El primer lunes de septiembre se celebra en EE UU el Día del Trabajo. La fiesta laboral pasa a un segundo plano por el hecho de que también se considera el último día del verano. El fin de las vacaciones. Así pues se espera que hoy haya mucho movimiento en estaciones de trenes, autopistas y aeropuertos. En las calles va a ser difícil encontrar muchas manifestaciones como las del Primero de Mayo en Europa.

Y eso que las pancartas podrían ser llamativas. Bastaría con plasmar en ellas propuestas para tratar de dar la vuelta a los datos ofrecidos la semana pasada por la oficina del Censo, cuando hizo público su informe sobre los ingresos, la pobreza y la cobertura médica en 2006. De sus cifras se deduce que los cinco años de recuperación económica desde la breve recesión de 2001 apenas han servido para cambiar el paisaje social. Peor aún, hay tendencias a las que no se les consigue dar ni un pequeño alivio.

El caso más grave es el del seguro médico. El año pasado había en EE UU 47 millones de personas (15,7% de la población) que no tenían cobertura médica en un país en el que sólo el 27% de la población está atendida por el Estado (los muy pobres o los mayores de 65 años).

La cifra es llamativa, sobre todo porque en 2005 eran 2,2 millones menos los que engrosaban estas filas. En ellas hay muchos niños. El Censo dice que 8,7 millones, lo que refuerza un punto de ruptura de la tendencia a la baja que se registraba desde 1999 a 2004 en este particular y frágil segmento de población. En 2005 eran ocho millones los menores no asegurados.

La fuerte subida registrada por esta estadística es producto de los elevados incrementos de los costes médicos y las primas de las aseguradoras, que son caras para trabajadores y empresarios. A la vista de que la cuenta es difícil de cuadrar en las memorias anuales, muchas compañías no ofrecen, como antaño lo hacían, el seguro médico a sus trabajadores. En 2005, el 60,2% de los trabajadores recibía el seguro privado por parte de sus empresas. El año pasado la tendencia a la baja siguió y ya eran el 59,7% los afortunados.

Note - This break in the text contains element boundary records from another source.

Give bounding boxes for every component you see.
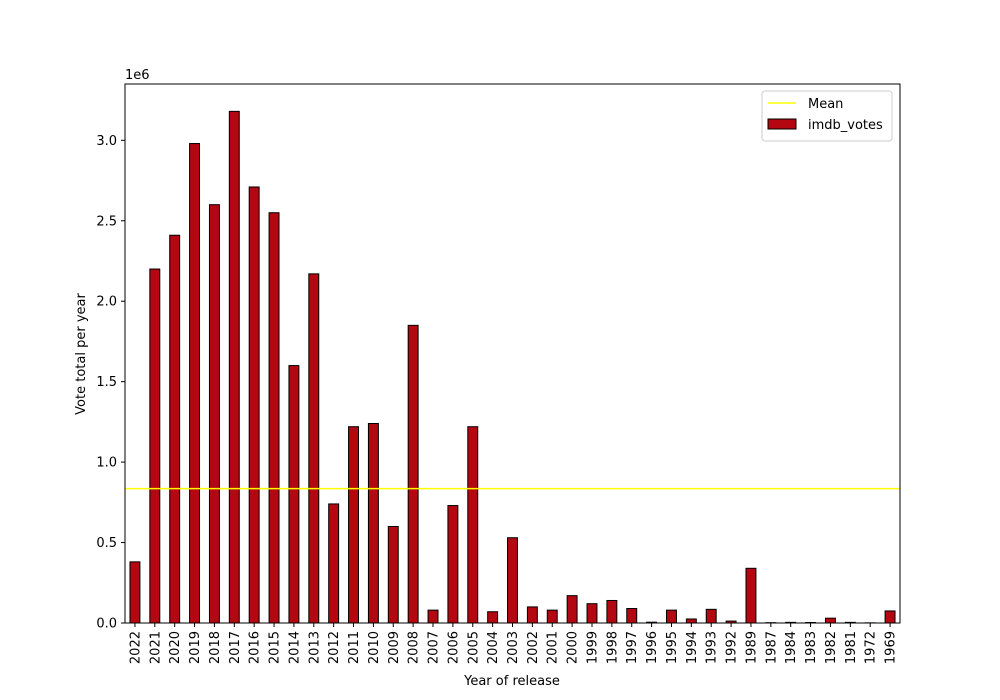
x-tick-label: 2007 (427, 631, 442, 664)
bar (328, 503, 340, 624)
x-tick-label: 2005 (466, 631, 481, 664)
x-tick-label: 1999 (585, 631, 600, 664)
bar (884, 610, 896, 624)
bar (467, 426, 479, 624)
x-tick-label: 2001 (546, 631, 561, 664)
x-tick-label: 2015 (268, 631, 283, 664)
bar (228, 110, 240, 624)
x-tick-label: 2019 (188, 631, 203, 664)
legend: Mean imdb_votes (761, 90, 893, 142)
bar (169, 234, 181, 624)
y-axis: 0.0 0.5 1.0 1.5 2.0 2.5 3.0 (96, 134, 125, 632)
x-tick-label: 1995 (665, 631, 680, 664)
bar-series-imdb-votes (129, 110, 896, 624)
y-tick-label: 0.0 (96, 617, 117, 632)
y-tick-label: 2.5 (96, 214, 117, 229)
x-tick-label: 2021 (148, 631, 163, 664)
bar (129, 561, 141, 624)
bar (586, 603, 598, 624)
x-tick-label: 1982 (824, 631, 839, 664)
x-tick-label: 1994 (685, 631, 700, 664)
bar (606, 599, 618, 624)
y-tick-label: 1.0 (96, 456, 117, 471)
bar (427, 609, 439, 624)
x-tick-label: 1987 (764, 631, 779, 664)
x-axis-label: Year of release (463, 674, 560, 689)
x-tick-label: 1997 (625, 631, 640, 664)
bar (685, 618, 697, 624)
bar (248, 186, 260, 624)
x-tick-label: 2003 (506, 631, 521, 664)
bar (666, 609, 677, 624)
bar (824, 617, 836, 624)
x-tick-label: 1981 (844, 631, 859, 664)
y-tick-label: 3.0 (96, 134, 117, 149)
bar (546, 609, 558, 624)
bar (208, 204, 220, 624)
x-tick-label: 1983 (804, 631, 819, 664)
bar (566, 595, 578, 624)
bar (348, 426, 359, 624)
bar (407, 324, 419, 624)
x-tick-label: 2012 (327, 631, 342, 664)
x-tick-label: 2006 (446, 631, 461, 664)
x-tick-label: 2010 (367, 631, 382, 664)
x-tick-label: 2014 (287, 631, 302, 664)
y-tick-label: 2.0 (96, 295, 117, 310)
bar (367, 422, 379, 624)
y-offset-label: 1e6 (125, 68, 150, 83)
x-tick-label: 1989 (744, 631, 759, 664)
x-tick-label: 1992 (725, 631, 740, 664)
x-tick-label: 1984 (784, 631, 799, 664)
x-tick-label: 2016 (248, 631, 263, 664)
legend-mean-label: Mean (808, 97, 843, 112)
y-tick-label: 1.5 (96, 375, 117, 390)
bar (745, 567, 757, 624)
plot-frame (124, 83, 901, 624)
x-tick-label: 1998 (605, 631, 620, 664)
bar (268, 212, 280, 624)
x-tick-label: 2013 (307, 631, 322, 664)
x-tick-label: 2002 (526, 631, 541, 664)
x-tick-label: 1993 (705, 631, 720, 664)
x-axis: 2022 2021 2020 2019 2018 2017 2016 2015 2014 2013… (128, 623, 899, 664)
x-tick-label: 2020 (168, 631, 183, 664)
bar (308, 273, 320, 624)
x-tick-label: 1969 (884, 631, 899, 664)
bar (149, 268, 161, 624)
x-tick-label: 1996 (645, 631, 660, 664)
x-tick-label: 2022 (128, 631, 143, 664)
bar (526, 606, 538, 624)
bar (487, 611, 499, 624)
bar (288, 365, 300, 624)
x-tick-label: 2017 (228, 631, 243, 664)
x-tick-label: 2011 (347, 631, 362, 664)
x-tick-label: 2004 (486, 631, 501, 664)
x-tick-label: 2008 (407, 631, 422, 664)
bar (447, 505, 459, 624)
y-tick-label: 0.5 (96, 536, 117, 551)
legend-bar-label: imdb_votes (808, 118, 883, 133)
bar (705, 608, 717, 624)
x-tick-label: 2018 (208, 631, 223, 664)
legend-bar-swatch (767, 118, 797, 130)
bar (387, 525, 399, 624)
x-tick-label: 2000 (566, 631, 581, 664)
bar (507, 537, 518, 624)
bar (189, 143, 201, 624)
x-tick-label: 2009 (387, 631, 402, 664)
bar (626, 608, 638, 624)
y-axis-label: Vote total per year (74, 293, 89, 415)
x-tick-label: 1972 (864, 631, 879, 664)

Esto también ha repercutido negativamente en lo que a la estadística de los menores se refiere. Si a los empresarios no les sale la cuenta, a los padres tampoco. A ello se une un endurecimiento de los planes que Washington y los Estados tienen para asegurar a menores pobres y que ahora se va a endurecer más por parte del Gobierno federal.

Lo que no cambia mucho pese al crecimiento del PIB son los ingresos de las familias. El ingreso real medio fue de 48.201 dólares anuales, un 0,7% más que el año anterior. Los números por sí solos hablan de un segundo año consecutivo de incrementos. Adentrarse en ellos pone de manifiesto que esta pequeña subida se ha producido porque más miembros de las familias trabajan y lo hacen más horas. Los salarios, de hecho, han ido a la baja en los últimos tres años. Los ingresos siguen por debajo de los de 2001.

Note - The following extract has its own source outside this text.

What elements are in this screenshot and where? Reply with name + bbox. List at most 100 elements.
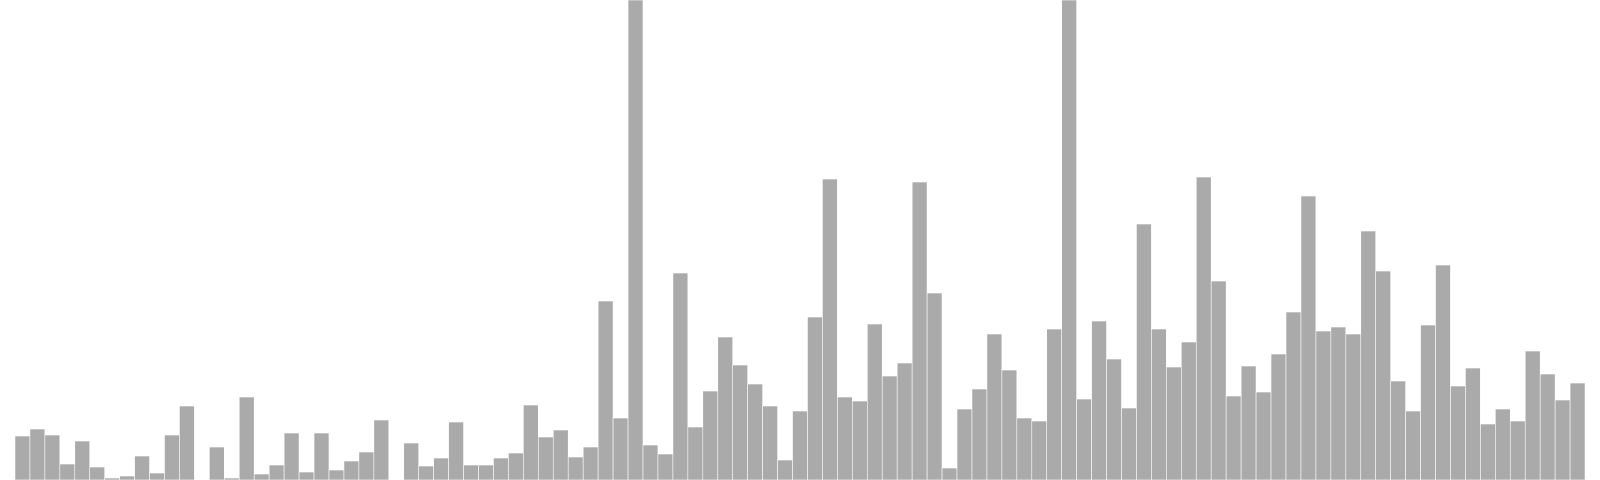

Los datos sobre la pobreza son modestamente esperanzadores y por primera vez ha caído porcentualmente. Del 12,6% de la población al 12,3%.

Otra cosa que no cambia es la diferencia entre quienes tienen más y menos. La mitad de los ingresos de los hogares los reciben el 20% de las familias más solventes del país. El 20% de las clases más bajas sólo disfruta del 3,4%.

Son datos de un quinto año de crecimiento. 2007 es de esperar que no traiga mejoras.